Chico ficou rico explorando o Delta e os catadores, que são agraciados uma vez por ano com uma festa regada com muita cachaça e música ao vivo. Poderia ter endinheirado ainda mais, não fosse a perda de quase 50% da mercadoria no trajeto, onde a crueldade com o bicho ultrapassa todos os limites.

Perda cruel

Os caminhões saem às segundas, quartas e sextas do Porto dos Tatus e do Porto de Carnaubeiras, ambos no Piauí, levando a mercadoria para o Ceará. Os caranguejos são amarrados entre o tórax e as patas, e empilhados vivos nos caminhões. Os que ficam embaixo têm de suportar mais de quinhentas vezes seu próprio peso por muito tempo, e ainda enfrentam o calor da lona preta sob o sol, colocada sobre eles.

“Quase a metade dos caranguejos morrem por conta da pressão sobre eles ou porque o vento resseca os brônquios”, diz o professor Eudes. Quando chegam ao destino final, são retirados de qualquer maneira e jogados nos quintais dos restaurantes, às vezes da altura do caminhão para o chão. Eles também sofrem mutilações das patas, que são frágeis. E os animais mutilados são rejeitados pelo consumidor. Quando sobrevivem a tudo isso, têm uma morte bem trágica: são colocados vivos em água quente. Alguns preferem matá-los com uma faca, mas a gordura da cabeça, considerada um manjar com farinha d’água, só fica se não houver perfuração.
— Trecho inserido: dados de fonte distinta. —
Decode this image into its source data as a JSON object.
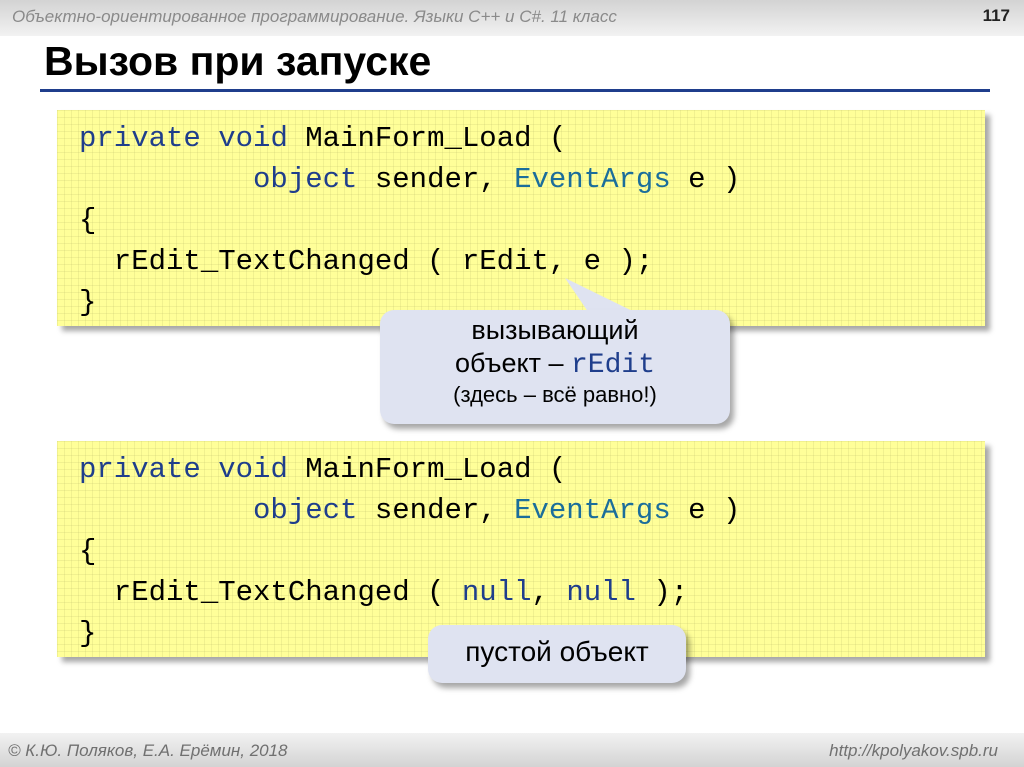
{
  "header": {
    "course": "Объектно-ориентированное программирование. Языки C++ и C#. 11 класс",
    "slide_number": "117"
  },
  "title": "Вызов при запуске",
  "code_block_1": {
    "l1_kw1": "private",
    "l1_kw2": "void",
    "l1_rest": " MainForm_Load (",
    "l2_kw": "object",
    "l2_mid": " sender, ",
    "l2_cls": "EventArgs",
    "l2_end": " e )",
    "l3": "{",
    "l4": "  rEdit_TextChanged ( rEdit, e );",
    "l5": "}"
  },
  "callout_1": {
    "line1": "вызывающий",
    "line2_text": "объект – ",
    "line2_code": "rEdit",
    "line3": "(здесь – всё равно!)"
  },
  "code_block_2": {
    "l1_kw1": "private",
    "l1_kw2": "void",
    "l1_rest": " MainForm_Load (",
    "l2_kw": "object",
    "l2_mid": " sender, ",
    "l2_cls": "EventArgs",
    "l2_end": " e )",
    "l3": "{",
    "l4_start": "  rEdit_TextChanged ( ",
    "l4_null1": "null",
    "l4_sep": ", ",
    "l4_null2": "null",
    "l4_end": " );",
    "l5": "}"
  },
  "callout_2": {
    "text": "пустой объект"
  },
  "footer": {
    "left": "© К.Ю. Поляков, Е.А. Ерёмин, 2018",
    "right": "http://kpolyakov.spb.ru"
  },
  "colors": {
    "code_background": "#ffff99",
    "keyword": "#1f3e8c",
    "class_name": "#1b6e9b",
    "callout_background": "#dfe3f1",
    "title_rule": "#1f3e8c"
  }
}
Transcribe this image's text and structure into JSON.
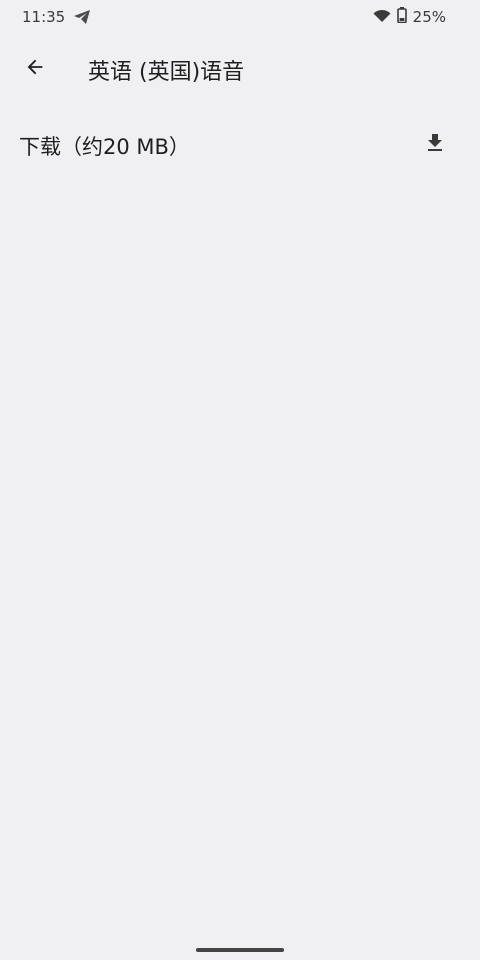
{
  "status_bar": {
    "time": "11:35",
    "battery_percent": "25%",
    "icons": [
      "telegram-icon",
      "wifi-icon",
      "battery-icon"
    ]
  },
  "app_bar": {
    "title": "英语 (英国)语音",
    "back_icon": "arrow-back-icon"
  },
  "download": {
    "label": "下载（约20 MB）",
    "icon": "download-icon"
  },
  "colors": {
    "background": "#f0f0f3",
    "text": "#1f1f1f",
    "icon": "#3a3a3a"
  }
}
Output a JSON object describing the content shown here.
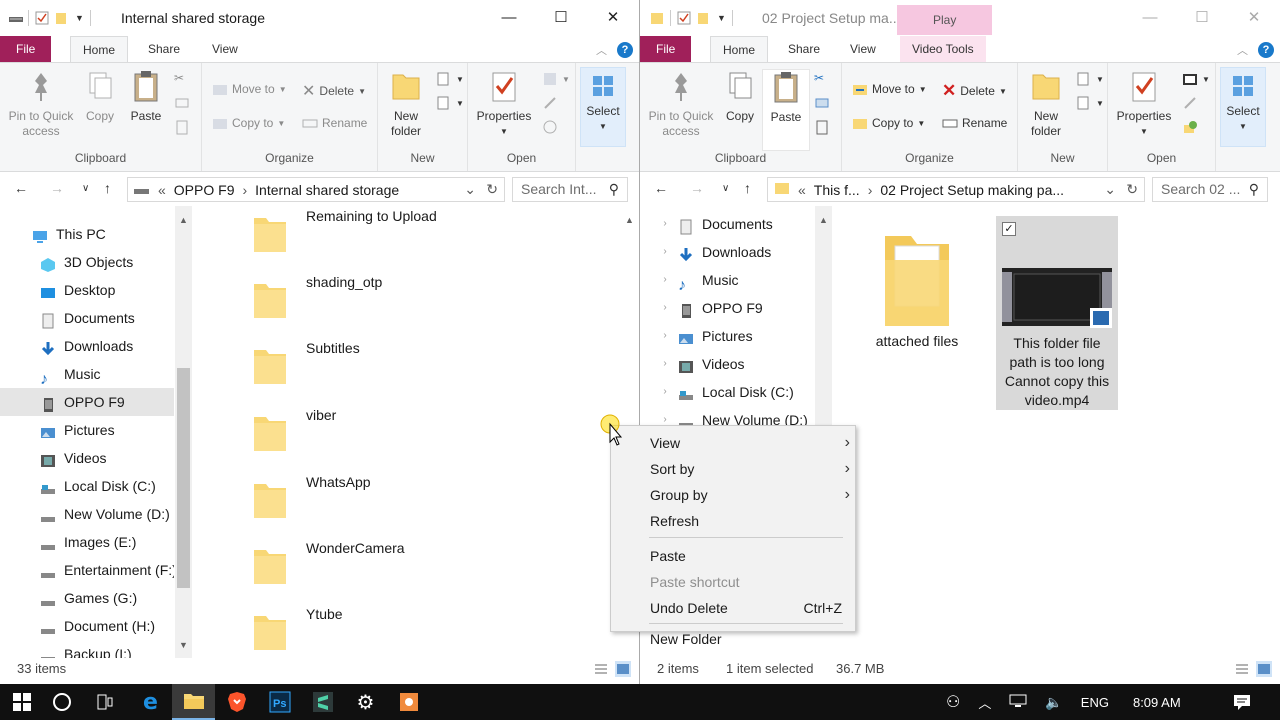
{
  "left": {
    "title": "Internal shared storage",
    "tabs": {
      "file": "File",
      "home": "Home",
      "share": "Share",
      "view": "View"
    },
    "ribbon": {
      "clipboard": {
        "label": "Clipboard",
        "pin": "Pin to Quick access",
        "copy": "Copy",
        "paste": "Paste"
      },
      "organize": {
        "label": "Organize",
        "move_to": "Move to",
        "copy_to": "Copy to",
        "delete": "Delete",
        "rename": "Rename"
      },
      "new": {
        "label": "New",
        "new_folder": "New folder"
      },
      "open": {
        "label": "Open",
        "properties": "Properties"
      },
      "select": {
        "label": "Select"
      }
    },
    "address": {
      "root": "«",
      "segments": [
        "OPPO F9",
        "Internal shared storage"
      ]
    },
    "search_placeholder": "Search Int...",
    "tree": [
      {
        "label": "This PC",
        "icon": "this-pc-icon"
      },
      {
        "label": "3D Objects",
        "icon": "3d-objects-icon"
      },
      {
        "label": "Desktop",
        "icon": "desktop-icon"
      },
      {
        "label": "Documents",
        "icon": "documents-icon"
      },
      {
        "label": "Downloads",
        "icon": "downloads-icon"
      },
      {
        "label": "Music",
        "icon": "music-icon"
      },
      {
        "label": "OPPO F9",
        "icon": "phone-icon",
        "selected": true
      },
      {
        "label": "Pictures",
        "icon": "pictures-icon"
      },
      {
        "label": "Videos",
        "icon": "videos-icon"
      },
      {
        "label": "Local Disk (C:)",
        "icon": "local-disk-icon"
      },
      {
        "label": "New Volume (D:)",
        "icon": "drive-icon"
      },
      {
        "label": "Images (E:)",
        "icon": "drive-icon"
      },
      {
        "label": "Entertainment (F:)",
        "icon": "drive-icon"
      },
      {
        "label": "Games (G:)",
        "icon": "drive-icon"
      },
      {
        "label": "Document (H:)",
        "icon": "drive-icon"
      },
      {
        "label": "Backup (I:)",
        "icon": "drive-icon"
      }
    ],
    "files": [
      "Remaining to Upload",
      "shading_otp",
      "Subtitles",
      "viber",
      "WhatsApp",
      "WonderCamera",
      "Ytube"
    ],
    "status": "33 items"
  },
  "right": {
    "title": "02 Project Setup ma...",
    "contextual_tab": "Play",
    "tabs": {
      "file": "File",
      "home": "Home",
      "share": "Share",
      "view": "View",
      "video_tools": "Video Tools"
    },
    "ribbon": {
      "clipboard": {
        "label": "Clipboard",
        "pin": "Pin to Quick access",
        "copy": "Copy",
        "paste": "Paste"
      },
      "organize": {
        "label": "Organize",
        "move_to": "Move to",
        "copy_to": "Copy to",
        "delete": "Delete",
        "rename": "Rename"
      },
      "new": {
        "label": "New",
        "new_folder": "New folder"
      },
      "open": {
        "label": "Open",
        "properties": "Properties"
      },
      "select": {
        "label": "Select"
      }
    },
    "address": {
      "root": "«",
      "segments": [
        "This f...",
        "02 Project Setup making pa..."
      ]
    },
    "search_placeholder": "Search 02 ...",
    "tree": [
      {
        "label": "Documents",
        "icon": "documents-icon"
      },
      {
        "label": "Downloads",
        "icon": "downloads-icon"
      },
      {
        "label": "Music",
        "icon": "music-icon"
      },
      {
        "label": "OPPO F9",
        "icon": "phone-icon"
      },
      {
        "label": "Pictures",
        "icon": "pictures-icon"
      },
      {
        "label": "Videos",
        "icon": "videos-icon"
      },
      {
        "label": "Local Disk (C:)",
        "icon": "local-disk-icon"
      },
      {
        "label": "New Volume (D:)",
        "icon": "drive-icon"
      }
    ],
    "items": [
      {
        "name": "attached files",
        "type": "folder"
      },
      {
        "name": "This folder file path is too long Cannot copy this video.mp4",
        "type": "video",
        "selected": true
      }
    ],
    "status": {
      "count": "2 items",
      "selection": "1 item selected",
      "size": "36.7 MB"
    }
  },
  "context_menu": {
    "items": [
      {
        "label": "View",
        "submenu": true
      },
      {
        "label": "Sort by",
        "submenu": true
      },
      {
        "label": "Group by",
        "submenu": true
      },
      {
        "label": "Refresh"
      },
      {
        "label": "Paste"
      },
      {
        "label": "Paste shortcut",
        "disabled": true
      },
      {
        "label": "Undo Delete",
        "shortcut": "Ctrl+Z"
      },
      {
        "label": "New Folder"
      }
    ]
  },
  "taskbar": {
    "apps": [
      "start-icon",
      "cortana-icon",
      "task-view-icon",
      "edge-icon",
      "file-explorer-icon",
      "brave-icon",
      "photoshop-icon",
      "sublime-icon",
      "settings-icon",
      "presentation-icon"
    ],
    "language": "ENG",
    "time": "8:09 AM"
  },
  "colors": {
    "file_tab": "#a0205a",
    "accent": "#1979ca",
    "play_tab": "#f6c7e0",
    "folder": "#f8d775",
    "selection": "#d9d9d9"
  }
}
“A questão do transporte é um desafio para o Ibama. Sem a perda, a demanda diminuiria bastante no mangue. Estamos tentando convencê-los de que mais viagens, no período da noite, possibilitam tornam a mercadoria economicamente mais vantajosa”, atesta Cacho. Como se vê, não é o Ibama, mas o próprio mercado que define o volume e o tamanho dos animais que são retirados. “É ele quem rejeita animais pequenos e fêmeas, que têm patas pequenas e pouca carne, como também os mutilados e os que chegam mortos”, diz o chefe do Ibama no Ceará.

Sem lei

Mas dentro das possibilidades reais de ação, o Ibama do Piauí superou as expectativas. “Concluímos que, na ponta, a educação é o melhor caminho. Os catadores já estão entendendo que o manguezal tem um limite. Começam a rediscutir preços e volume de pesca”, conclui Carlos Moura Fé, chefe do Ibama de Teresina.

O Ibama cearense responde: “É um consumo violento mesmo. Apenas 5% do caranguejo consumido aqui vêm do Ceará. A prática já comprovou que existe uma sobrepesca”. E o professor Eudes atesta: “É preciso haver um limite de volume de cata definido por lei. Mesmo respeitando a hora do namoro dos caranguejos, com ajuda do Ibama, o caranguejo-uçá (Ulcides cordatus cordatus) demora quatro anos para atingir o tamanho mínimo de captura. Apesar do aumento na consciência no período de defeso, a população do Delta ainda está longe de recuperar a estabilidade – o que ameaça fundamentalmente o complexo sócio-econômico do homem de lama”, alerta.

O órgão federal reconhece as limitações legais de sua atuação. “Nós só podemos fiscalizar os estoques no defeso, e durante o ano controlar o tamanho da carapaça, que deve ter no mínimo 6 centímetros, além de aplicarmos as multas. Em 2005 devolvemos 10 mil caranguejos para os mangues. Mas o trabalho se torna inócuo porque não existe uma norma que impeça a retirada indiscriminada de caranguejos do Delta”.

Por isso, os abusos continuam. “Esses empresários se aproveitam da ausência de uma norma de forma descarada. É um tipo de máfia do caranguejo”, conclui o professor Eudes.


*Colaborou com esta reportagem Andreia Fanzeres.